The former Tibetan capital city of Lhasa has experienced variations in policies towards the preservation of its historic architecture over the decades since the Chinese Communist Party (CCP) government took control in 1959. The Tibet Heritage Fund (THF) emerged in Lhasa to disrupt a period of increased destruction of traditional Tibetan architecture in the 1990s and brought Tibetan people together to upgrade and save their built environment. This action served as a model of humane preservation that put a priority on the lives of native Tibetans in Lhasa that can be applied to preservation efforts globally. However, with the increased development of pillar tourist industries in the Tibetan Autonomous Region (TAR), native Tibetans have been separated from their native architectural residences and have been replaced by foreign tourists. This situation redefines the scope and beneficiaries of architectural preservation efforts in Tibet and especially in the main Tibetan tourist cities such as Lhasa.
This thesis explores the humane preservation work of the Tibetan Heritage Fund framed within the history of architectural preservation in the former Tibetan capital city of Lhasa. The first chapter presents the history of traditional Tibetan architecture in Lhasa and explains the formation of policies that have affected architectural preservation in Lhasa. Chapter two provides a thorough account of the formation of the Tibetan Heritage Fund in counter-response to rapid, enforced decimation of Lhasa’s historic structural environment by CCP policy. The basic tenets of humane preservation practice are defined through examples of active restoration projects that took place by the THF in Lhasa in the late 1990s.

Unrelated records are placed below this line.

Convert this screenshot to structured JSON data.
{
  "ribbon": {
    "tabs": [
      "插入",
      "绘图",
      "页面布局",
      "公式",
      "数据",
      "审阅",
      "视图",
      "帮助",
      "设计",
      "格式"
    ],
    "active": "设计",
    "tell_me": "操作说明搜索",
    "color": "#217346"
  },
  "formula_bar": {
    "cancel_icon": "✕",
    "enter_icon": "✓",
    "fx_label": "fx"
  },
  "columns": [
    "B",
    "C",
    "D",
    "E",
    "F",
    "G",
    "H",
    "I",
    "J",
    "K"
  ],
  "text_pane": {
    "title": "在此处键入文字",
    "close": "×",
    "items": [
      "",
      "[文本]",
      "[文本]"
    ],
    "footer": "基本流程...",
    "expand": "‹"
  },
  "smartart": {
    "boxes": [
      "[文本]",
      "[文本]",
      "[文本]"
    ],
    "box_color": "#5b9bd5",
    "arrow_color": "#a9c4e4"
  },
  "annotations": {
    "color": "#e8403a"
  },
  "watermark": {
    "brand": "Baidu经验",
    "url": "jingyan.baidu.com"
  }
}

Chapter three puts emphasis on policies supporting increased tourism in Tibetan cultural zones in China. These policies focus on sculpting a theatrical landscape that exploits Tibetan culture for a state sponsored tourism market. Chapter four looks at the current state of reconstruction, renovation and restoration to support a pillar tourist industry in Old Town Lhasa. Examples are given from situations that were witnessed firsthand from fieldwork on the ground in Lhasa in 2016. This thesis then concludes with a discussion of the identity of beneficiaries of historic preservation in Lhasa within the scope of tourist development. The audience of humane preservation practice, as exemplified by the Tibet Heritage Fund, is recognized as a changing demographic as more native Tibetans are being replaced by mainly Han Chinese tourists. The Himalayan cultural residents in Ladakh now serve as direct beneficiaries of residential restoration as the THF continues to practice humane architectural preservation in the capital city of Leh using techniques that were formulated in Lhasa during the 1990s.

MARH (Master of Architectural History)
preservation, Tibet, Lhasa, Barkor, xibu da kaifa, ethno-tourism, weigai, restoration, renovation

This thesis is the result of two decades of work with the Tibetan and Himalayan Library at the University of Virginia.